12 luglio 2022 -
“Nel nostro Paese, ed è una constatazione drammatica, le grandi opere e grandi scelte strategiche vengono realizzate solo sull’onda emotiva di tragedie. È stato il caso del Ponte Morandi, sta avvenendo in materia di piano energetico del Paese a seguito della guerra in Ucraina, accadrà certamente anche per il controllo dei ghiacciai e della crisi idrica del Paese”.

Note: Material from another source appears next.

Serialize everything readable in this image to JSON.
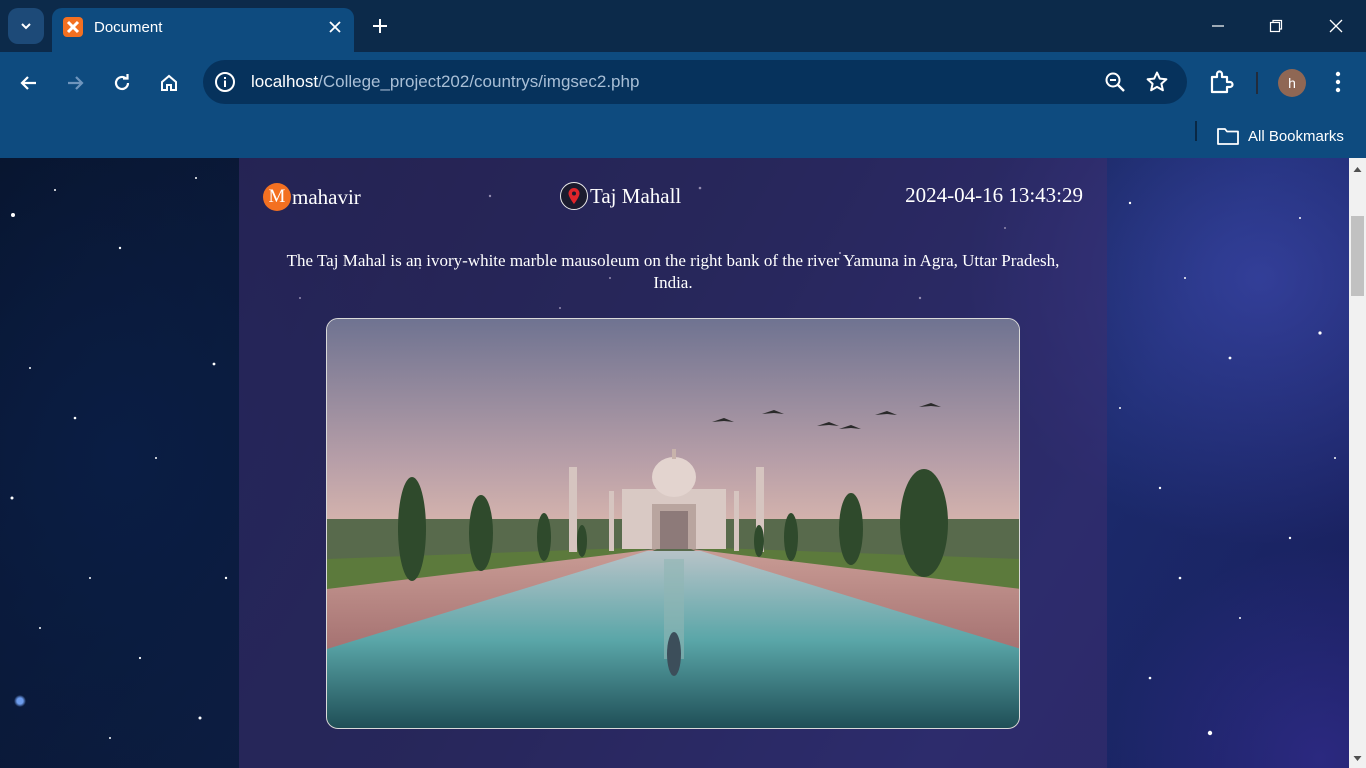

A denunciarlo è il presidente di Federagenti (la Federazione nazionale degli agenti marittimi), Alessandro Santi, sottolineando come anche le strutture ministeriali siano prigioniere delle scelte sbagliate compiute negli ultimi decenni e specialmente della decisione di depauperare e smagrire, al punto da renderli inefficienti, gli uffici tecnici dei ministeri che dovrebbe sveltire le procedure di approvazione, verifica e realizzazione delle grandi opere.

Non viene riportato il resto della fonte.